There are about 1000 wastewater virus tests run every week across Australia — and despite the smell, they’re a valuable warning system for undetected cases.
Deere said while sewage testing for other illnesses has been in place for decades, the pandemic is the first time this type of testing has been done on such a large scale and used to inform public health strategy.
“This is much more urgent, and it’s much more important to get the results right because there is no time to go back and check,” he said.
Deere has worked with water utilities, health departments, and research organizations across Australia since January 2020 to develop testing efforts, and the program has come a long way in a short time.
In mid-2020 scientists were still working out how to run the tests, but just a year later weekly analyses are being undertaken in most parts of the country, ramping up to daily during an outbreak.
To collect the samples, a wastewater worker threads a long tube several feet underground into the sewerage pipes, often through a roadside manhole, sometimes even partially blocking the sewer to back up the flow.
Tiny droplets are then pumped to the surface for 24 hours until about 6.7 ounces are collected.
Then, the samples are transported in a cooler full of ice to one of the few labs in Australia that can filter and process raw sewage.
After that, the testing method is just the same as for a regular Covid-19 test one might have at a clinic.
Fragments of the unique genetic information inside the virus, known as RNA, are processed and replicated repeatedly until they reach detectable levels, enabling a measurable result.
Deere stressed wastewater workers collecting samples are not at risk of infection because the virus cannot survive in sewage.
“One of the good things about this virus is it dies and breaks down very quickly,” he said.
Scientists still don’t really know how people shed the virus, but they suspect fragments are shed from people’s mouths and noses as well as in their feces.
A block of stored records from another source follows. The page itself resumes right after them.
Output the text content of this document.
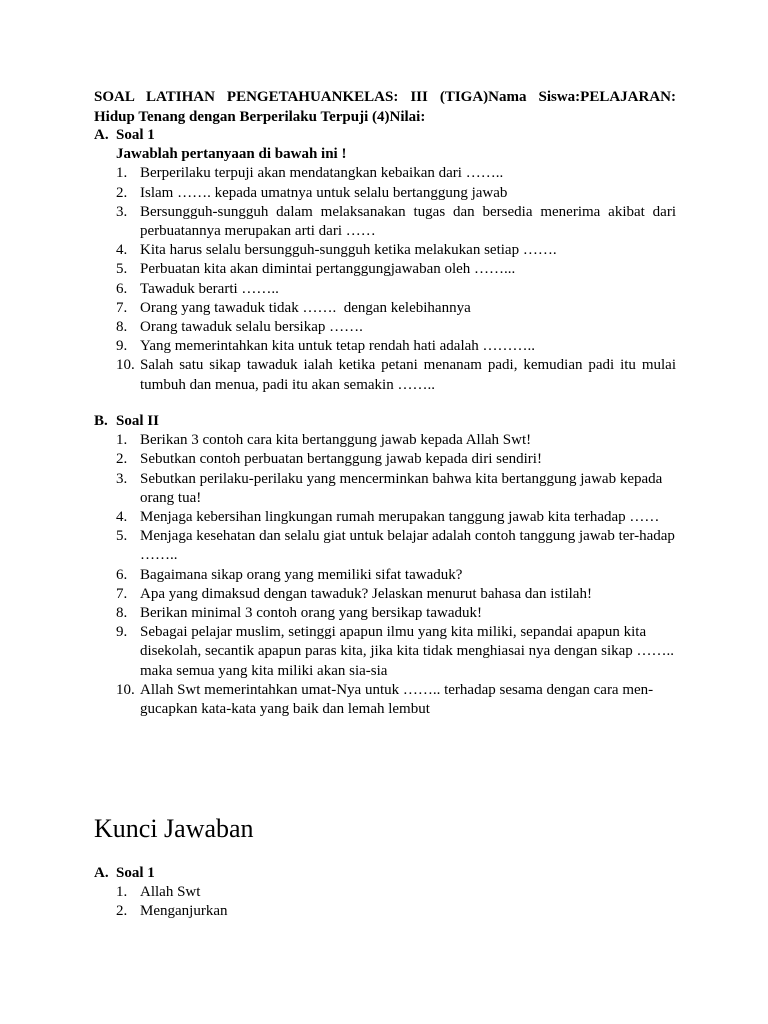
SOAL LATIHAN PENGETAHUANKELAS: III (TIGA)Nama Siswa:PELAJARAN:
Hidup Tenang dengan Berperilaku Terpuji (4)Nilai:
A. Soal 1
Jawablah pertanyaan di bawah ini !
1. Berperilaku terpuji akan mendatangkan kebaikan dari ……..
2. Islam ……. kepada umatnya untuk selalu bertanggung jawab
3. Bersungguh-sungguh dalam melaksanakan tugas dan bersedia menerima akibat dari perbuatannya merupakan arti dari ……
4. Kita harus selalu bersungguh-sungguh ketika melakukan setiap …….
5. Perbuatan kita akan dimintai pertanggungjawaban oleh ……...
6. Tawaduk berarti ……..
7. Orang yang tawaduk tidak …….  dengan kelebihannya
8. Orang tawaduk selalu bersikap …….
9. Yang memerintahkan kita untuk tetap rendah hati adalah ………..
10. Salah satu sikap tawaduk ialah ketika petani menanam padi, kemudian padi itu mulai tumbuh dan menua, padi itu akan semakin ……..
B. Soal II
1. Berikan 3 contoh cara kita bertanggung jawab kepada Allah Swt!
2. Sebutkan contoh perbuatan bertanggung jawab kepada diri sendiri!
3. Sebutkan perilaku-perilaku yang mencerminkan bahwa kita bertanggung jawab kepada orang tua!
4. Menjaga kebersihan lingkungan rumah merupakan tanggung jawab kita terhadap ……
5. Menjaga kesehatan dan selalu giat untuk belajar adalah contoh tanggung jawab ter-hadap ……..
6. Bagaimana sikap orang yang memiliki sifat tawaduk?
7. Apa yang dimaksud dengan tawaduk? Jelaskan menurut bahasa dan istilah!
8. Berikan minimal 3 contoh orang yang bersikap tawaduk!
9. Sebagai pelajar muslim, setinggi apapun ilmu yang kita miliki, sepandai apapun kita disekolah, secantik apapun paras kita, jika kita tidak menghiasai nya dengan sikap …….. maka semua yang kita miliki akan sia-sia
10. Allah Swt memerintahkan umat-Nya untuk …….. terhadap sesama dengan cara men-gucapkan kata-kata yang baik dan lemah lembut
Kunci Jawaban
A. Soal 1
1. Allah Swt
2. Menganjurkan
“We think it’s coming from both ends,” Deere said, explaining fragments probably end up down the drain from activities such as brushing teeth and washing clothes.
“You can see how easy it would be to miss something, if someone sneezes in the shower, you could easily miss that case.”
An infected person can shed the virus even if they have no symptoms and the shedding can continue weeks after they are no longer infectious.
Even so, the program has had a significant impact on Australia’s battle against the virus.
In the May 2021 outbreak in the state of Victoria, after wastewater sampling pointed to cases in Melbourne’s north, increased testing in the area led authorities to diagnose the first case in what became the major Whittlesea cluster.
In Australia’s New South Wales in late June, sewage tests detected virus fragments in Bourke, about 500 miles northwest of Sydney.
The state samples untreated sewage from more than 60 treatment plants.
Deere’s work is part of the Collaboration on Sewage Surveillance of SARS-Cov-2, abbreviated as the “ColoSSos” project led by Water Research Australia. It is a multidisciplinary effort to track and monitor the presence of the pathogen causing Covid-19 in the Australian sewage network to determine its incidence in the population. The findings of the project help inform policy in connection with travel restrictions and health.